Doug Hoyes: In hindsight yes, but practically they had no choice. So, on Friday November 13th, because Friday the 13th is always a good day. The Supreme Court finally issued their ruling on this and they said no 407, that duck ain’t going to fly, it’s a debt, it goes away in the bankruptcy just like every other debt. So, what does that mean for people that went bankrupt last year and ended up paying the 407?
Ted Michalos: At this point, I don’t think they’ve actually set out a regiment for how to deal with that yet. We’re talking about millions of dollars, thousands of people.
Doug Hoyes: Yeah, it would appear that they’re basically out luck, sorry guys. The money has been paid and we know it took five years through the court system just to get this particular piece of the law changed, how are you going to get that money back? Well, my advice would be don’t be holding your breath on it. Now, if you are currently bankrupt then what’s the 407 doing now?
Ted Michalos: So, the 407 has said that they will take your name off the denying license renewal list when you’re discharged from the bankruptcy, is that right?
Doug Hoyes: That’s correct. So, that’s very interesting.
Ted Michalos: That’s still wrong.
Doug Hoyes: That’s still wrong. So, if you owe money to a credit card and you go bankrupt, the credit card company immediately is required to stop phoning you, stop any legal action. It’s stopped.
Ted Michalos: Stop charging interest.
Doug Hoyes: Stop charging interest.
Ted Michalos: The debt is frozen, it’s done.
Doug Hoyes: It’s done, the 407 obviously not so much. So, again our advice with the 407 is come in and talk to us we’ll explain how it works, but as of this point in time, if you file a bankruptcy or a consumer proposal, the debt will be dealt with in that procedure. That was the Let’s Get Started segment right here on Debt Free in 30.

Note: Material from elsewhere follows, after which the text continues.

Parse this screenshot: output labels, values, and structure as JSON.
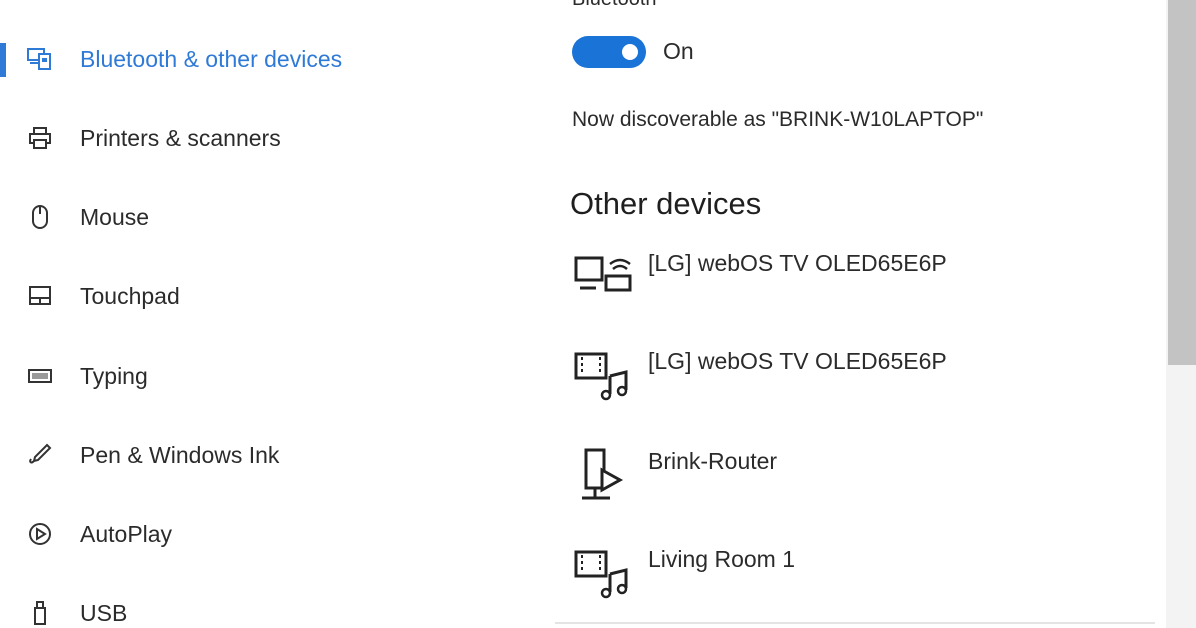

Doug Hoyes: Welcome back, it’s time for the 30 second recap of what we discussed today. On today’s show Ted Michalos and I discussed the changes to the Ontario Execution Act that prevents creditors or a bankruptcy trustee from seizing certain assets. That’s the 30 second recap of what we discussed today. As I said on the show the rules we discussed are new so no one knows for sure exactly how they’ll be viewed by the courts, so it’s likely some of these rules will evolve over time. If you’re listening to this show on the radio, or on our podcast when it was released in February 2016, the information is current. But if you’re listening to this podcast many months after February 2016 you should definitely consult a licensed insolvency trustee or a lawyer before making any decisions if you think any of these rules may impact your situation.